Esta norma deontológica visa claramente assegurar o decoro da classe. A advocacia não é uma actividade mercantil e, por isso, não só não pode ser publicitada, como os clientes não podem ser angariados pelo advogado ou por interposta pessoa.
Dizer perante o colega e dirigindo-se à “General Manager da [Companhia]”, “nós gostaríamos muito de trabalhar com a [Companhia]”, só pode ser interpretado como significando que o Sr. Advogado participado estava a oferecer os serviços jurídicos do escritório que integra à representante da aludida empresa. Na nossa perspectiva não pode ser outra a conclusão a retirar e, o contexto em que foi proferida a frase, designadamente na presença do colega do participado, manifestamente acentua a culpa.

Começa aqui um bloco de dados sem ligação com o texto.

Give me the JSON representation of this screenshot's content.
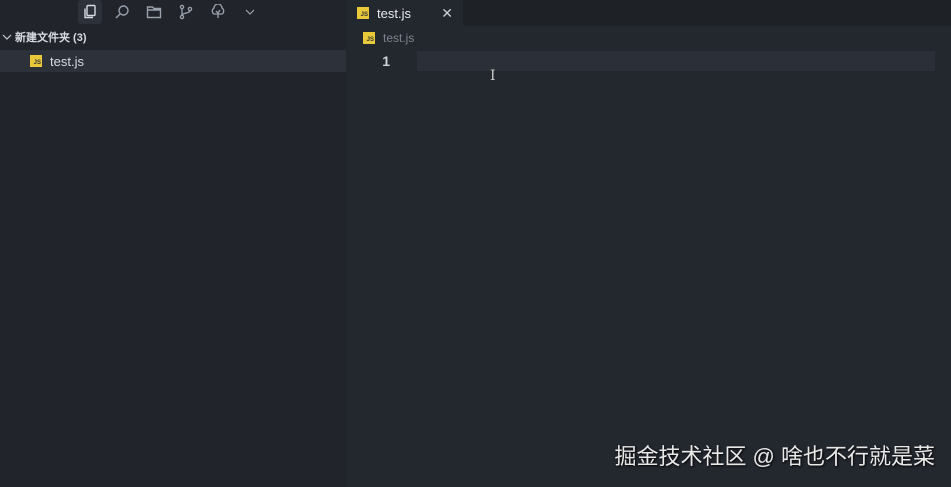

A própria destinatária de frase, como vimos, não deixou de referir que “I did and felt strange and unusual to be approached like that especially in the presence of our attorney B.”
*
Pensamos ter demonstrado que a conduta do Sr. Advogado arguido viola, de forma clara, os normativos referidos na causação, concretamente as normas dos artigos 10º e 24º do Código Deontológico, com referência à norma do artº 1º nº 3 do mesmo diploma.
*
V. A medida da pena
O artº 42º do Código Disciplinar dos Advogados determina que “na aplicação das penas deve atender-se aos antecedentes profissionais e disciplinares do arguido, ao grau de culpabilidade, às consequências da infracção e a todas as circunstâncias agravantes ou atenuantes.”
Naturalmente que o normativo citado tem ainda implícito que deverá atender-se ao juízo de desvalor que incide sobre os factos praticados, (ilicitude – juízo negativo sobre quem praticou certo facto proibido ou não adoptou o comportamento que devia ter adoptado) entendendo-se este, aqui, como a desconformidade da conduta do agente com os deveres deontológicos e também ainda à prevenção geral e especial.

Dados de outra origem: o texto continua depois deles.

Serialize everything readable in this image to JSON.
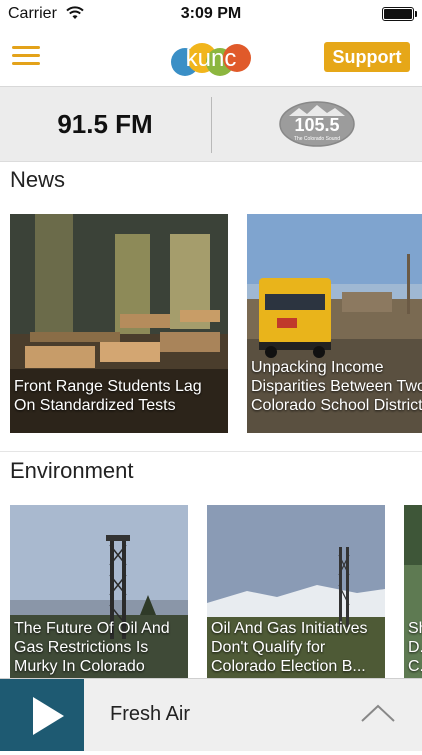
{
  "status_bar": {
    "carrier": "Carrier",
    "time": "3:09 PM"
  },
  "nav": {
    "support_label": "Support",
    "logo_text": "kunc"
  },
  "stations": {
    "primary": "91.5 FM",
    "secondary_logo_text": "105.5",
    "secondary_logo_subtext": "The Colorado Sound"
  },
  "sections": [
    {
      "title": "News",
      "cards": [
        {
          "headline": "Front Range Students Lag On Standardized Tests"
        },
        {
          "headline": "Unpacking Income Disparities Between Two Colorado School Districts"
        }
      ]
    },
    {
      "title": "Environment",
      "cards": [
        {
          "headline": "The Future Of Oil And Gas Restrictions Is Murky In Colorado"
        },
        {
          "headline": "Oil And Gas Initiatives Don't Qualify for Colorado Election B..."
        },
        {
          "headline": "Sh... D... C..."
        }
      ]
    }
  ],
  "player": {
    "now_playing": "Fresh Air"
  },
  "colors": {
    "accent": "#e6a718",
    "player_button": "#1e5a72"
  }
}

Por outro lado, ao invés do que sucede no direito penal, no direito disciplinar a pena representa, por um lado, uma advertência, uma sanção para o infractor mas, por outro, a pena visa reconduzir aquele ao bom, ao correcto e deontológico exercício profissional.
O acervo factual dado como provado traduz, no nosso entendimento, uma violação deontológica com assinalável repercussão, por isso o juízo de desvalor sobre a conduta do Sr. Advogado arguido situa-se aqui num grau médio.
Quanto à culpa, também entendemos que o grau se situa num patamar médio. O Sr. Advogado arguido agiu livre e conscientemente, tendo representado que, com a sua conduta, violava normas deontológicas, uma vez que, sendo advogado, não podia ignorar as regras que o exercício da profissão impõe.
Na situação em análise, entendemos que a aplicação de uma pena disciplinar deve também visar a prevenção, quer especial, quer geral. A sanção a aplicar deve servir não só de advertência para o Sr. Advogado arguido como, também, para os restantes causídicos sobretudo os mais jovens. O advogado é um servidor da justiça e do direito e, por isso, no exercício do seu “múnus” deve pautar a sua conduta profissional e pessoal, designadamente no contacto com os colegas de profissão, de acordo com os valores da responsabilidade, da correcção e da urbanidade, tendo sempre em linha de conta que o prestígio da função depende do agir de todos, mas também do agir de cada um em particular.
Aos tipos de penas disciplinares alude o artº 41º do Código Disciplinar dos Advogados que aqui se dá como reproduzido.
É manifesto que os valores acautelados pelas normas contidas nos apontados artigos 10º e 24º do Código Deontológico são distintos. Daí que ocorra, em concreto, um concurso efectivo (ideal heterogéneo) de infracções deontológicas.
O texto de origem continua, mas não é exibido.